Mengenai PCIM menurut saya, pertama ingin menjadi ajang silaturahmi di lingkungan warga Muhammadiyah. Tanpa PCIM, begitu datang ke airport, dosen baru dari UMS yang mau studi di luar negeri, tentu yang menjemput orang lain. Setelah itu diajaknya ngaji ke tempat orang lain. Masuklah ke dalam lingkaran ideologi orang lain. Itu gunanya PCIM. Jadi PCIM yang harus cepat nangkap peluang untuk kepentingan ideologi.
Kepentingan yang kedua, berdakwah ke dalam masyarakat Indonesia yang ada di luar negeri. PCIM harus jadi subyek dakwah Muhammadiyah.
Misi yang ketiga, jika mungkin berdakwah di kalangan masyarakat di mana mereka berada. Itulah fungsi dari PCIM. PCIM itu harus menjadi proxy, perwakilan Muhammadiyah untuk berdakwah di negara atau kota setempat. Sekarang PCIM Kairo sudah merambah amal usaha, Aisyiyah-nya punya TK. Di sana para diplomat paling senang menyekolahkan anak-anaknya di TK Aisyiyah.
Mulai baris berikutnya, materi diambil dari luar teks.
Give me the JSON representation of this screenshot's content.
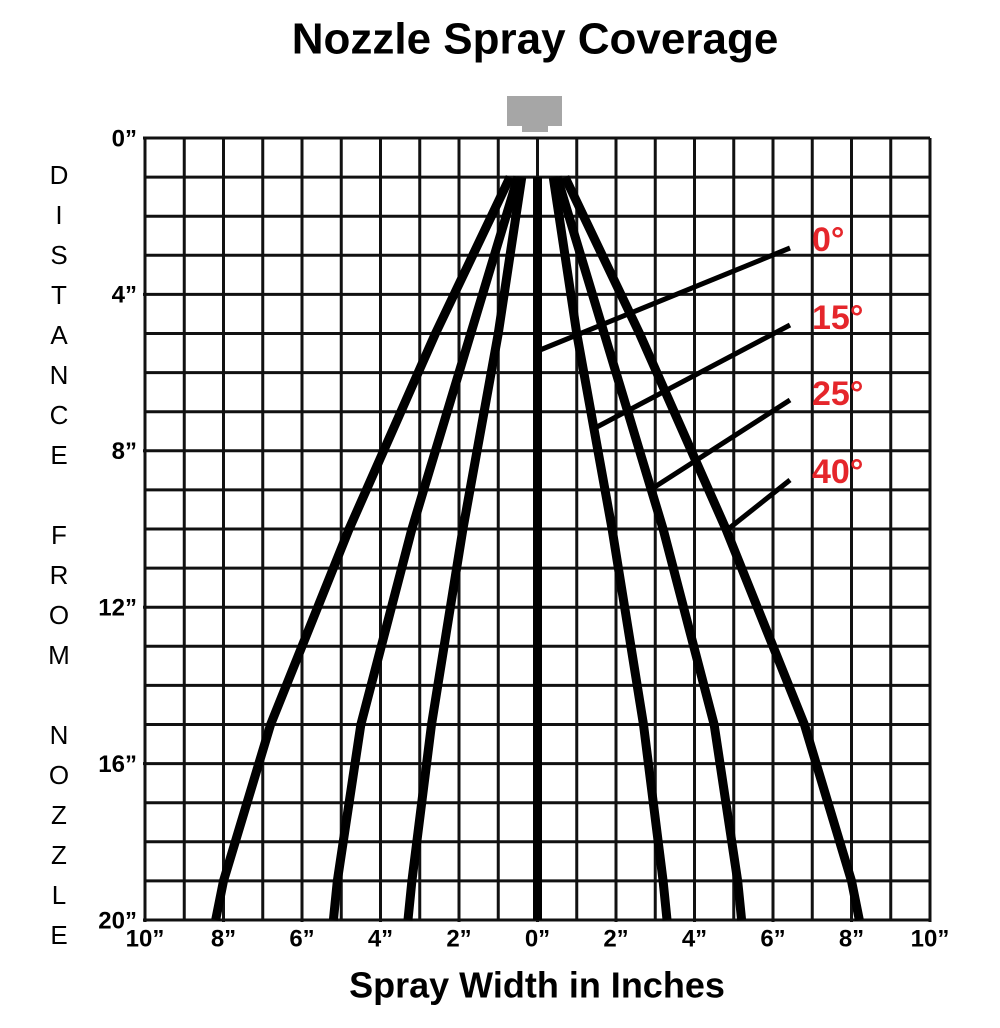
{
  "chart_data": {
    "type": "line",
    "title": "Nozzle Spray Coverage",
    "x_label": "Spray Width in Inches",
    "y_label": "DISTANCE FROM NOZZLE",
    "xlim": [
      -10,
      10
    ],
    "ylim": [
      0,
      20
    ],
    "y_inverted": true,
    "grid": true,
    "grid_step": 1,
    "xticks": [
      {
        "value": -10,
        "label": "10”"
      },
      {
        "value": -8,
        "label": "8”"
      },
      {
        "value": -6,
        "label": "6”"
      },
      {
        "value": -4,
        "label": "4”"
      },
      {
        "value": -2,
        "label": "2”"
      },
      {
        "value": 0,
        "label": "0”"
      },
      {
        "value": 2,
        "label": "2”"
      },
      {
        "value": 4,
        "label": "4”"
      },
      {
        "value": 6,
        "label": "6”"
      },
      {
        "value": 8,
        "label": "8”"
      },
      {
        "value": 10,
        "label": "10”"
      }
    ],
    "yticks": [
      {
        "value": 0,
        "label": "0”"
      },
      {
        "value": 4,
        "label": "4”"
      },
      {
        "value": 8,
        "label": "8”"
      },
      {
        "value": 12,
        "label": "12”"
      },
      {
        "value": 16,
        "label": "16”"
      },
      {
        "value": 20,
        "label": "20”"
      }
    ],
    "label_color": "#e5262b",
    "series": [
      {
        "name": "0°",
        "color": "#000000",
        "y": [
          1,
          20
        ],
        "x_left": [
          0,
          0
        ],
        "x_right": [
          0,
          0
        ]
      },
      {
        "name": "15°",
        "color": "#000000",
        "y": [
          1,
          5,
          10,
          15,
          19,
          20
        ],
        "x_left": [
          -0.4,
          -1.0,
          -1.9,
          -2.7,
          -3.2,
          -3.3
        ],
        "x_right": [
          0.4,
          1.0,
          1.9,
          2.7,
          3.2,
          3.3
        ]
      },
      {
        "name": "25°",
        "color": "#000000",
        "y": [
          1,
          5,
          10,
          15,
          19,
          20
        ],
        "x_left": [
          -0.5,
          -1.7,
          -3.2,
          -4.5,
          -5.1,
          -5.2
        ],
        "x_right": [
          0.5,
          1.7,
          3.2,
          4.5,
          5.1,
          5.2
        ]
      },
      {
        "name": "40°",
        "color": "#000000",
        "y": [
          1,
          5,
          10,
          15,
          19,
          20
        ],
        "x_left": [
          -0.7,
          -2.6,
          -4.8,
          -6.8,
          -8.0,
          -8.2
        ],
        "x_right": [
          0.7,
          2.6,
          4.8,
          6.8,
          8.0,
          8.2
        ]
      }
    ]
  }
}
Muhammadiyah telah terlibat dalam memecahkan masalah internasional, apa saja itu?
Kita sudah mulai terlibat di dalam conflict resolution. Terutama untuk penyelesaian konflik di Mindanao dengan menjadi anggota Member of Contact Group, terdiri 8 pihak. Empat pemerintah yaitu Inggris, Jepang, Turki, dan Saudi Arabia. Sedangkan empat organisasi internasional, dua di antaranya Muhammadiyah, dan the HD Centre and Conciliation Resources.
Peran kita sangat dihargai, terutama bisa menjembatani aspirasi-aspirasi pemerintah Philipina kepada MILF dan sebaliknya aspirasi MILF kepada pemerintah Philipina. Sehingga ketika waktu penandatanganan Agreement di Istana Malacanang Manila saya pentingkan untuk hadir.walaupun begitu dari airport langsung ke Istana dan begitu selesai penandatanganan langsung balik ke airport untuk kembali ke Jakarta lagi.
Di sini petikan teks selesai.